Health authorities said the result was linked to a previous infection and the person was shedding the virus. As such, they did not pose a risk to others.

Now, the State Opposition has accused the State Government of keeping a lid on the news.

Information kept ‘secret’, Labor says

Labor health spokesman Chris Picton said despite the fact that the individual in question — understood to be a support staffer — had been cleared, it was an “absolute double standard”.

He said it was only now being highlighted after comments made world number 29 Benoit Paire, following his first-round loss at the Australian Open.

“There have been numerous examples where the Government have held press conferences to tell us about cases that they have known have been old infections,” he said.

“There was a different standard applied to this case than to previous cases.

“In this case, there was no notification to the public.”

Health Minister hits back

Health Minister Stephen Wade today emphatically rejected Labor’s claims, denying what had occurred was a “case of secrecy and cover-up”.


“It wasn’t a positive case on the plane in the sense of being an infectious case, it was an old case,” he said.

“In any case which is identified as an old case and it’s been previously counted and it’s not infectious, it’s not counted and it’s not reported.

“That’s consistent with the national guidelines, it’s consistent with international practice and to be frank it’s also consistent with common sense.

“If you don’t do that, you end up double counting — every time somebody goes from one country to another country, you count them again.”

Mr Wade said that in this particular case, a “test result showed very clearly it was an old infection” and was no longer considered under investigation.

“But more than that, the player had documentation … that confirmed the infection was old, that the person concerned had been identified as a positive case overseas, that they had been cleared by public health authorities overseas,” he said.
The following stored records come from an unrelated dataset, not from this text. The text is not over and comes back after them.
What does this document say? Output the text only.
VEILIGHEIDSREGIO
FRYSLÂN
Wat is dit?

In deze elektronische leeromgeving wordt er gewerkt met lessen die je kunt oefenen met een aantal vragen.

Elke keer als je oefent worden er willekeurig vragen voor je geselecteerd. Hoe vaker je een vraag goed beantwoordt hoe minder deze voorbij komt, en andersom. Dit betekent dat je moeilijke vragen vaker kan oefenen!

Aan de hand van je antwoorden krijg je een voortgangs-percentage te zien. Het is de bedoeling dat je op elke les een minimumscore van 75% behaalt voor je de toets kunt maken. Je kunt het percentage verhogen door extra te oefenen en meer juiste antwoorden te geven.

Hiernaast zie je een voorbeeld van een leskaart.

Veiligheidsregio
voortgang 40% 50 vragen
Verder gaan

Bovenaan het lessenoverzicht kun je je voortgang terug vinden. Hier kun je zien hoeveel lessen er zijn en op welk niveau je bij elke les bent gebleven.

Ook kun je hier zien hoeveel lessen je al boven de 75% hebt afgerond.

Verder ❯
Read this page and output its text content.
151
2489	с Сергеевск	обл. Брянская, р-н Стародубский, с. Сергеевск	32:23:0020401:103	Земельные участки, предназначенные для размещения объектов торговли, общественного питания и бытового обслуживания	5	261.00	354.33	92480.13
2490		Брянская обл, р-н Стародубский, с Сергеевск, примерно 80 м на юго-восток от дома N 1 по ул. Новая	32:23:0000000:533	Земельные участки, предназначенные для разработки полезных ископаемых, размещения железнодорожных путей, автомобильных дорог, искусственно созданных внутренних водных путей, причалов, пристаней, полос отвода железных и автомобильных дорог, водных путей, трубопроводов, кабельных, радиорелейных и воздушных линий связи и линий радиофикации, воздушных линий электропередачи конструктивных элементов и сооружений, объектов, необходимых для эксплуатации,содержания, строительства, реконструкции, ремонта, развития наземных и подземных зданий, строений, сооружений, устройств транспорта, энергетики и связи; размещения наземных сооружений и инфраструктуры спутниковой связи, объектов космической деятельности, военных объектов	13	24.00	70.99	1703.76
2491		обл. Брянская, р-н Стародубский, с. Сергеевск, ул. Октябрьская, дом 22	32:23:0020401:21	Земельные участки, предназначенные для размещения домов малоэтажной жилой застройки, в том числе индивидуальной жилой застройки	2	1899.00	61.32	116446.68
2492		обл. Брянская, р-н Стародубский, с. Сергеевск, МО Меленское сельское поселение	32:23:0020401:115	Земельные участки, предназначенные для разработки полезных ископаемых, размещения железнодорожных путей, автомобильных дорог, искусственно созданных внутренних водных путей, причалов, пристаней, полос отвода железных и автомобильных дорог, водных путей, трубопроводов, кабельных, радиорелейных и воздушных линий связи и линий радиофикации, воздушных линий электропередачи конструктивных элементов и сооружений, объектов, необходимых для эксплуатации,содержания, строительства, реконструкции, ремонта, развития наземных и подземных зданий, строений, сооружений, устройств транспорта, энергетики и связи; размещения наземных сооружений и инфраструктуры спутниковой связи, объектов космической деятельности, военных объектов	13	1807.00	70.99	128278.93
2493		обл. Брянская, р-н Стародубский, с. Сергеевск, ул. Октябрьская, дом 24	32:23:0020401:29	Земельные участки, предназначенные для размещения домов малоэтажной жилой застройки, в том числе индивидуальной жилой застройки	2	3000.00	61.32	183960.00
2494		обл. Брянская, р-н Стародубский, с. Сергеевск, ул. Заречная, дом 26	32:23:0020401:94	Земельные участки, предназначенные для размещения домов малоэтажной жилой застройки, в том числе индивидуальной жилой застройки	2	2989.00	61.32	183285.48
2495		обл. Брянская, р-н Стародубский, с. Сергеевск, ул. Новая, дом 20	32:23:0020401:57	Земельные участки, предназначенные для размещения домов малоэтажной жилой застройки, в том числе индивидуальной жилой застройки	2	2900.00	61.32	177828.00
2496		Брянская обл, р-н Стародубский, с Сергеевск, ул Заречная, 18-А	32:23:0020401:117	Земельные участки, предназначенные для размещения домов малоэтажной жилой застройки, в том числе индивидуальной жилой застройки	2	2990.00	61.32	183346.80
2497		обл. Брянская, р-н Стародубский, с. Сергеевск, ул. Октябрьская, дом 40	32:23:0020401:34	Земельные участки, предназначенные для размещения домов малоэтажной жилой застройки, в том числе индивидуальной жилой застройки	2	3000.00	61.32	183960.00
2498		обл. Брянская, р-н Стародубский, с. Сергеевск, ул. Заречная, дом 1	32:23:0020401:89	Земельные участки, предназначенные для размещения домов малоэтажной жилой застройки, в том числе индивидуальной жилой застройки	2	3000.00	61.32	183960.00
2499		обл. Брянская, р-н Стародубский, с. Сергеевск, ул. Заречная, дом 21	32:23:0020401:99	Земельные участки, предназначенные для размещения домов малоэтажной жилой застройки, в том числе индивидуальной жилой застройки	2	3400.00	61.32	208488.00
Chief Public Health Officer Nicola Spurrier also defended SA Health’s handling of the matter, saying it remained policy to publicly report COVID-19 cases in South Australia.

“To avoid double counting of cases worldwide, if any case has clearly been diagnosed overseas, has recovered and is not infectious, and previously been counted towards the international tally, there is no requirement to report this publicly,” she said.

The exhibition tournament came amid broader controversy over quarantine arrangements for tennis players, and was marred by controversy of its own when Novak Djokovic withdrew minutes before the event and then appeared mid-match.